Hm ... hope this clarifies the issue a bit better

 

Thanks



deramor

deramor
  • Full Members
  • 187 posts

Posted 25 September 2015 - 18:48

That clarifies things.  Fundimentally, the issue is the installer is ignoring user data.  I don't see a way to stop this from happening.  Rather than looking through a transform, would you be against having a CA that reads all the installed shortcuts, saves the command line data, then writes them back after the upgrade has happened?  Look at the IS help for QueryProgItem.

 

You might want to generate a list of start menu entries, iterate through them, and save them off to some sort of CustomActionData property.  The tricky part will be to get the order correct or to somehow save the order in the property.

 

I have only ever saved single variables in CustomActionData and not lists of data.   There is the good way which can handle a variable number of shortcuts or the more direct way of just knowing how many shortcuts there are and asking for them by name.



Berto

Berto
  • Full Members
  • 8 posts

Posted 29 September 2015 - 15:07   Best Answer

Hi, this is very helpful. I was not aware of the existence of the "QueryProgItem" function ... this way i can make the implementation a lot easier. Great tip! Thx again

I can have function "FindAllFiles" look for the "*.lnk" files on the desktop and AllPrograms folder and use QueryProgItem to compare the command line with the exe name of my application to find a match.

 

In the meantime I managed to get my own implementation working. I'll just briefly explain the solution if anyone would be interested:

Using InstallScript I wanted to apply a transform (.MST file) to a copy of my cached MSI file so i could read the localized names of the shortcuts from the MSI's Shortcut table

The problem was that function "MsiDatabaseApplyTransform" did not seem to be working. According to the MSDN installer doc, it can not be used in a custom action.

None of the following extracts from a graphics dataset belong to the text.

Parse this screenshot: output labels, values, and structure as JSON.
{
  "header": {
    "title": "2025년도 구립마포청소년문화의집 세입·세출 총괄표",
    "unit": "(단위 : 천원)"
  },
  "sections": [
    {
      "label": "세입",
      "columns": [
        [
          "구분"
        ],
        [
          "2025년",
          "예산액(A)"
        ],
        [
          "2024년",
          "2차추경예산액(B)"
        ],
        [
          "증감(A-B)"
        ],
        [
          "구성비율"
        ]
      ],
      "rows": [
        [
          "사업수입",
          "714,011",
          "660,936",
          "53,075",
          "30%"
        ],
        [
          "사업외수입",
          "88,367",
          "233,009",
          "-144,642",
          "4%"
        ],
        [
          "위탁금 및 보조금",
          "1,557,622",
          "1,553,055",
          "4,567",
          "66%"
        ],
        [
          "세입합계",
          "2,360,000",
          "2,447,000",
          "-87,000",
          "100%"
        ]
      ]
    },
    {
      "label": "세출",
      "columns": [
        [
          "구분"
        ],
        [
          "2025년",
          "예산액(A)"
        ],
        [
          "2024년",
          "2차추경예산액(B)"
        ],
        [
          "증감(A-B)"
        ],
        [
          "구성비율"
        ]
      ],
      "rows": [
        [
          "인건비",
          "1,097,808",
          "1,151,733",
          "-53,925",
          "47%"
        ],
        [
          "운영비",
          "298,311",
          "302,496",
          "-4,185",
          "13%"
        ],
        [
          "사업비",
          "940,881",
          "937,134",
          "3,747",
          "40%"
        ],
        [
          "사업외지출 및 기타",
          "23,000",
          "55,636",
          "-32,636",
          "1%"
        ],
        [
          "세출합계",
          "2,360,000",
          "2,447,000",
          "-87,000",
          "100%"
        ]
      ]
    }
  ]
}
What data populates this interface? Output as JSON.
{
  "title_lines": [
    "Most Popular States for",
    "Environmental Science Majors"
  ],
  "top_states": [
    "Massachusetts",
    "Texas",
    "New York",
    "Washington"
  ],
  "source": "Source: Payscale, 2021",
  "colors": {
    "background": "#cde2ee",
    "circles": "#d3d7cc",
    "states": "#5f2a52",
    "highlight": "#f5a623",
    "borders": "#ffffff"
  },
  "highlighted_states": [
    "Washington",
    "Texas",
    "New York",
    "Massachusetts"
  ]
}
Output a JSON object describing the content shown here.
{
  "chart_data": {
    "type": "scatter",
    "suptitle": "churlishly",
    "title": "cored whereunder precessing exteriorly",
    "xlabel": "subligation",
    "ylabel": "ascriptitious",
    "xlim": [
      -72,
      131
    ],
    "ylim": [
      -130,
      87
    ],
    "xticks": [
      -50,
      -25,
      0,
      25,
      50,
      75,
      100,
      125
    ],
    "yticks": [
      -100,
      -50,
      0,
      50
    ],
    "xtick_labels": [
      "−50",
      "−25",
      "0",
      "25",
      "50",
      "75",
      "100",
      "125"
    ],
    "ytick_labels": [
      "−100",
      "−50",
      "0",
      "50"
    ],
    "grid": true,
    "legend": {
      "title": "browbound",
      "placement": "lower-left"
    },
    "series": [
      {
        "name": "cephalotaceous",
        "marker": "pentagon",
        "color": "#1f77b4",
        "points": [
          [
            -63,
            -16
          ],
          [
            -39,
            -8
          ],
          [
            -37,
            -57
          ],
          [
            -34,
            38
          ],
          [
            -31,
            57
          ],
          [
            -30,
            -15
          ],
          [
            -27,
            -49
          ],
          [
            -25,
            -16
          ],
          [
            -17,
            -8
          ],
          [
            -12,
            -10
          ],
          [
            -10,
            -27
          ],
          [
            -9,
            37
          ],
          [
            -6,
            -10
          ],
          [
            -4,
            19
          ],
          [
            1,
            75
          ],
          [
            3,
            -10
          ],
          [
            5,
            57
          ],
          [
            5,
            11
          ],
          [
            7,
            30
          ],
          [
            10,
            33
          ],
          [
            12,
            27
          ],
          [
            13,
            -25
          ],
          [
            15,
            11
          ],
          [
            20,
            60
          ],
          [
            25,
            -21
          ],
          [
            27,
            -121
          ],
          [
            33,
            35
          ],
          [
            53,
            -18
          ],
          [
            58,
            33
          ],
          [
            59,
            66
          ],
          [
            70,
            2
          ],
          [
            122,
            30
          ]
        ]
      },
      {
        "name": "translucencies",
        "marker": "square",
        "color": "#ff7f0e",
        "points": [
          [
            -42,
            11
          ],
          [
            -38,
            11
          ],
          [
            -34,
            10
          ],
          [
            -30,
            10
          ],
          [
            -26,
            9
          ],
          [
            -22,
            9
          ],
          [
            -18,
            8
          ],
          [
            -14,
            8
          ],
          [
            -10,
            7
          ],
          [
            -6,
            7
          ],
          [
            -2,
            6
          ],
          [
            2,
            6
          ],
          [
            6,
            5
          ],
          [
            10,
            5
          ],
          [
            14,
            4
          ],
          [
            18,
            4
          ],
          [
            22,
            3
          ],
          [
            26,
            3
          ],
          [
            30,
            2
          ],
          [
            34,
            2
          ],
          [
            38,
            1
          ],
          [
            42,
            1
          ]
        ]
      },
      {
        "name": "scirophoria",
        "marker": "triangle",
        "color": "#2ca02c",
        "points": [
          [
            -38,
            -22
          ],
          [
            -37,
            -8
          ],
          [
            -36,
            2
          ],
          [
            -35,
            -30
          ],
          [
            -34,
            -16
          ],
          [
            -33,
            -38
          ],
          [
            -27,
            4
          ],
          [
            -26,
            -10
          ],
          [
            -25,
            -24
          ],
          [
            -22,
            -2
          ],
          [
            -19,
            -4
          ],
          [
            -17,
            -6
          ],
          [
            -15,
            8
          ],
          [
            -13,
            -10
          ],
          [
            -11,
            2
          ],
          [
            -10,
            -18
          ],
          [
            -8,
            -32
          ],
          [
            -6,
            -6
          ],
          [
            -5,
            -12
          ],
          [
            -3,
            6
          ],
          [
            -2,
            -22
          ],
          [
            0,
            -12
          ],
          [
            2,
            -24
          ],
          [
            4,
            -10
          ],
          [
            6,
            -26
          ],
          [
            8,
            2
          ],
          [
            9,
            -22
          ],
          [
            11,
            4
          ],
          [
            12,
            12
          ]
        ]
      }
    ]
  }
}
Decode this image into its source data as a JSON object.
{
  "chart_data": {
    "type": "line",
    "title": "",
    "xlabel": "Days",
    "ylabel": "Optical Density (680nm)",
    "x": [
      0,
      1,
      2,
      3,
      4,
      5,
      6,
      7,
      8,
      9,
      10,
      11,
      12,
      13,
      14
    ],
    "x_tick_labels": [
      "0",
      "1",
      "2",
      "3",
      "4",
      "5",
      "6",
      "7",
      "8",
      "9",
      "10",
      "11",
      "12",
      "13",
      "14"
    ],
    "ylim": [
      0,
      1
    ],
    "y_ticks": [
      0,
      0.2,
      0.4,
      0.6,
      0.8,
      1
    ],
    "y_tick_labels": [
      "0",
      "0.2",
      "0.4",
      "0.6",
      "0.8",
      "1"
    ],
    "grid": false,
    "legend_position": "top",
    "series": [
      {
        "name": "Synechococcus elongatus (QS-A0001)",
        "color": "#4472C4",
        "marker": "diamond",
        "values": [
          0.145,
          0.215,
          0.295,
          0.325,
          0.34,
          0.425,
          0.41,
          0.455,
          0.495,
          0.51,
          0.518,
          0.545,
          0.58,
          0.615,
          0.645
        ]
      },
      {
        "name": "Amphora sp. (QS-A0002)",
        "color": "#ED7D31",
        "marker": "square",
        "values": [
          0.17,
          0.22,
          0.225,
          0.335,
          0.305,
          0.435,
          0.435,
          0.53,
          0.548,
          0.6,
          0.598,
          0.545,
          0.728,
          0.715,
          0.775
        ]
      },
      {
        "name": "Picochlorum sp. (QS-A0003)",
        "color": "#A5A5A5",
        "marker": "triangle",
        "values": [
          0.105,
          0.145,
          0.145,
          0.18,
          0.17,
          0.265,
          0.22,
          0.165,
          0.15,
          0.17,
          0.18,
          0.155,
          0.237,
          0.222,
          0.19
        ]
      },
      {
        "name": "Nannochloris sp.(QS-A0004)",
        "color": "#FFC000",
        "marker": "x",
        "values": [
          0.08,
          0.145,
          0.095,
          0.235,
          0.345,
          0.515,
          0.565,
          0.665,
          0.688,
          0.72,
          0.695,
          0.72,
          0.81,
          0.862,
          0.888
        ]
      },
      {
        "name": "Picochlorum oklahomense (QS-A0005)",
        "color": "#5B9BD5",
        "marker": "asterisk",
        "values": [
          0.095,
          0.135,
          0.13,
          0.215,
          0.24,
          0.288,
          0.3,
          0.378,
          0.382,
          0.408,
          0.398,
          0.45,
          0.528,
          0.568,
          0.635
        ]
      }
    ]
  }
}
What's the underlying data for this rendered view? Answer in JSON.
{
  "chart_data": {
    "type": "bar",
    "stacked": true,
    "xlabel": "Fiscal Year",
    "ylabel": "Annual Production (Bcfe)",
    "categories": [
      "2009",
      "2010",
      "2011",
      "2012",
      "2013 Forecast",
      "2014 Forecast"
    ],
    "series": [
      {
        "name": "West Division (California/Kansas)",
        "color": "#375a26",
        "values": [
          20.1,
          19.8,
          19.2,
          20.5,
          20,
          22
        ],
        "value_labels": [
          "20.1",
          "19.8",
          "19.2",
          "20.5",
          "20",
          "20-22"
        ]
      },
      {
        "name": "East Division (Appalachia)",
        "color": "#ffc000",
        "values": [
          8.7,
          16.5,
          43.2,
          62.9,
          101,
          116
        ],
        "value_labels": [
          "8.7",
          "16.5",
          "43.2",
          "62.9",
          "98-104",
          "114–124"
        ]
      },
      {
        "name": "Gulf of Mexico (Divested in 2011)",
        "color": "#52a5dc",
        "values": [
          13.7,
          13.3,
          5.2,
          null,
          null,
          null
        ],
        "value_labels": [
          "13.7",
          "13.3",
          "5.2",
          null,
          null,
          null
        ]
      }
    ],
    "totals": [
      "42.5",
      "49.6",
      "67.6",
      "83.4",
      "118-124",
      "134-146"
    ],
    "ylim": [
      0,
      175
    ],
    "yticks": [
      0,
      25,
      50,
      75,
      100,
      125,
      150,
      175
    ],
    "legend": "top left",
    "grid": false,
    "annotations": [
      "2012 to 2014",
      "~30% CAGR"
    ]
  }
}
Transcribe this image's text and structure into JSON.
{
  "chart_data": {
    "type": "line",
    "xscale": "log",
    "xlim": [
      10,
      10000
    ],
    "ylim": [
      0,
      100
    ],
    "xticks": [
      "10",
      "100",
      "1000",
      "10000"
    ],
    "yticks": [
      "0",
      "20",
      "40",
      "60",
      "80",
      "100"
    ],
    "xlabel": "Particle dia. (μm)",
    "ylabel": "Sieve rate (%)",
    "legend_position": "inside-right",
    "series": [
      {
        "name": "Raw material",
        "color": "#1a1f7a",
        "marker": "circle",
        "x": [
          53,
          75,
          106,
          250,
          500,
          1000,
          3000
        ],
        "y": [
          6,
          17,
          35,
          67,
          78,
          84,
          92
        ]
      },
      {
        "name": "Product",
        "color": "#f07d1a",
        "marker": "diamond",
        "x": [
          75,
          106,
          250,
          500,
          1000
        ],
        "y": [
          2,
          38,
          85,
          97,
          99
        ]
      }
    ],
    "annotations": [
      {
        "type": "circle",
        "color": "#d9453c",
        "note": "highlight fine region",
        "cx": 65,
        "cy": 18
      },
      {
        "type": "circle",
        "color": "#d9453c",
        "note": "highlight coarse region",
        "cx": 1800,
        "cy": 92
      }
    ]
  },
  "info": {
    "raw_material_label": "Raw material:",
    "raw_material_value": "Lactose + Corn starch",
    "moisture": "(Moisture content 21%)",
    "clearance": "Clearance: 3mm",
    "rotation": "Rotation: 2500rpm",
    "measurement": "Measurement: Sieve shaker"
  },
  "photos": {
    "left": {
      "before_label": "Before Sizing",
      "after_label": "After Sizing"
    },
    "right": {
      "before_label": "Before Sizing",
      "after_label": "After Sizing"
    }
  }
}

It says "This function cannot be called from custom actions. A call to this function from a custom action causes the function to fail."

However using the Windows Installer COM object seems to be working, so I implement something like this:

 

try
set objObject1 = CoCreateObject("WindowsInstaller.Installer");
set objObject2 = objObject1.OpenDatabase(szCachedMSI,1);
objObject2.ApplyTransform(szTransformFile,0);
objObject2.Commit();
catch
MessageBox("ERROR",SEVERE);
endcatch;

 

That seems to work fine. Next, use functions like MsiOpenDatabase, MsiDatabaseOpenView, MsiViewExecute, MsiViewFetch & MsiRecordGetString to read the table you want from the transformed MSI.

 

Krgds

Berto


Edited by Berto, 29 September 2015 - 15:11.